Realtime LLM with Cartesia realtime TTS.

OpenAI + ElevenLabs

Realtime LLM with ElevenLabs streaming TTS.

OpenAI + Inworld

Realtime LLM with Inworld speech output.

Full cascade

Full cascade separates speech-to-text, reasoning, and text-to-speech into independent stages. This gives you the most control over the pipeline and the most freedom to mix providers.

Full-cascade architecture in light modeFull-cascade architecture in dark mode

How it works

  • VoxEngine transcribes caller audio with an STT integration.
  • Your scenario sends text to an LLM or OpenAI-compatible endpoint.
  • The text response is synthesized through a TTS provider and streamed back into the call.
  • Voice activity detection, turn detection, and barge-in control are handled explicitly in the orchestration layer.

Tradeoffs

Advantages

  • Maximum freedom to choose the best STT, LLM, and TTS provider for each stage.
  • Strong control over turn-taking, interruption logic, and prompt/response handling.
  • Works well when you need custom transcription behavior, domain vocabulary, or provider-specific tuning.
  • Easier to swap one layer without redesigning the whole pipeline.

Disadvantages

  • Highest implementation and operational complexity.
  • More places to manage latency and streaming coordination.
  • Requires deliberate turn-taking and barge-in handling for a natural caller experience.

Best for

  • You need full control over transcription, reasoning, and speech generation.
  • You want to mix providers based on quality, language support, or cost.
  • You need explicit turn-taking logic or custom orchestration around the LLM.

Related guides

For turn-taking, interruption, and end-of-turn behavior, see the Speech Flow Control guides.

Full-cascade incl. Groq

Independent STT, LLM, and TTS with explicit turn-taking.

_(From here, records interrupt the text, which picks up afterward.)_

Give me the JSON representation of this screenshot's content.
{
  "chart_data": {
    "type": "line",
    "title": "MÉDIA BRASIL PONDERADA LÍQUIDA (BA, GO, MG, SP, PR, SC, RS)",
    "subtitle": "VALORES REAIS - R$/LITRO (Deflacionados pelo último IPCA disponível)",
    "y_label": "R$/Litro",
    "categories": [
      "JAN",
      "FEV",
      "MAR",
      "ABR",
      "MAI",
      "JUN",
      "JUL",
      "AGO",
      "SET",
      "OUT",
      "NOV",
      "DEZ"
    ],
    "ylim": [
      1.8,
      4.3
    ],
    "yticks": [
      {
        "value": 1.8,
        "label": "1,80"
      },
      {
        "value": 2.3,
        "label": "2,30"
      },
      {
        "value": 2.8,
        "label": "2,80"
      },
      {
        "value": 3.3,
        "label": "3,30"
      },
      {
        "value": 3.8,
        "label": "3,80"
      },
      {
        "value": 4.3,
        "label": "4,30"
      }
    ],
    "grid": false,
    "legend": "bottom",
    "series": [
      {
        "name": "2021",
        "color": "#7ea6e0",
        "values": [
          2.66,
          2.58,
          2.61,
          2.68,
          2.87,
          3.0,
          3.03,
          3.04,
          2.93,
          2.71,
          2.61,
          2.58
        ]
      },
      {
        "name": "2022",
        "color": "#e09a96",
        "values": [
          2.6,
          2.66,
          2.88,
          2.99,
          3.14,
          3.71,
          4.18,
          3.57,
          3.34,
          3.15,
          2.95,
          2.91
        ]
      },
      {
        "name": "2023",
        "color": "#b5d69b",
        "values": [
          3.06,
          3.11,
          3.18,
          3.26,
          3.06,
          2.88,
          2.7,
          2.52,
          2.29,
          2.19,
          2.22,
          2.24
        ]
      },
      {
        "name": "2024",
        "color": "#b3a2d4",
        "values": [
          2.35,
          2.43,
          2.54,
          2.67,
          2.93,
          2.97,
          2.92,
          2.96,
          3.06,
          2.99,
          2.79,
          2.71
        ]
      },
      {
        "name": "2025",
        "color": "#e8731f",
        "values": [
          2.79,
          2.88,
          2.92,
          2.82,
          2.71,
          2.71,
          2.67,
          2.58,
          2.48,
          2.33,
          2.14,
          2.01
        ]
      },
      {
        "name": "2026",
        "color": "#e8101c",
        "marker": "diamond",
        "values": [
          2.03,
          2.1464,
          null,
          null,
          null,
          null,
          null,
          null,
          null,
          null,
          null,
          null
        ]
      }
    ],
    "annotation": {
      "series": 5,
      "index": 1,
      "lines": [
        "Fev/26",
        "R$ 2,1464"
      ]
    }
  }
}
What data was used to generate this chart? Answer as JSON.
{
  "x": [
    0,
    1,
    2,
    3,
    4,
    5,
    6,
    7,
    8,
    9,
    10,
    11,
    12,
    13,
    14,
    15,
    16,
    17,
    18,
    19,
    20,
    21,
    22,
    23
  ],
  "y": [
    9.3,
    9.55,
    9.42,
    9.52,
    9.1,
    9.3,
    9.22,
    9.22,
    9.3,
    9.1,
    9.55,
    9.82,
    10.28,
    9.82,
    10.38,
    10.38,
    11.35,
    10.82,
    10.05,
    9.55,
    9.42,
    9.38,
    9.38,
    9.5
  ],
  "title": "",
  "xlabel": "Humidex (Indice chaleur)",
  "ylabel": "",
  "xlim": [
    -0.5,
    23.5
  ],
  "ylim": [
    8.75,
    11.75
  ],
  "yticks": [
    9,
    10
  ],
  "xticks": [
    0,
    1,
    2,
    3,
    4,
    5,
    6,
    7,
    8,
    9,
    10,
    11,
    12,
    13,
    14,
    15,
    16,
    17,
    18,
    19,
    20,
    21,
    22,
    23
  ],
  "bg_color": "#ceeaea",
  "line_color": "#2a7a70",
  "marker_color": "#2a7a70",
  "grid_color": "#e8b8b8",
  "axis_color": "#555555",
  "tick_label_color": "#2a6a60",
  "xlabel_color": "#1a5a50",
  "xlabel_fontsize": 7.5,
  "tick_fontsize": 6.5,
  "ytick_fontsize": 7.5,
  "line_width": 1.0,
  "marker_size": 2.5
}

Turn Taking Helper Library

Reference guide for VAD, turn detection, and barge-in orchestration.

Run TTS in VoxEngine

Related guide for playback and TTS orchestration patterns.

Choosing a pipeline

If you are new to Voice AI starting from scratch, we recommend the following progression:

  1. Start with speech-to-speech to validate the call flow and prompt design quickly.
  2. Move to hybrid-cascade if you need a different voice or output speech behavior than your speech-LLM provider offers.
  3. Move to full cascade when you need full provider selection, explicit turn-taking control, and/or custom orchestration between stages.

That progression keeps the first version simple while leaving room to add flexibility only when the product requirements justify the extra moving parts.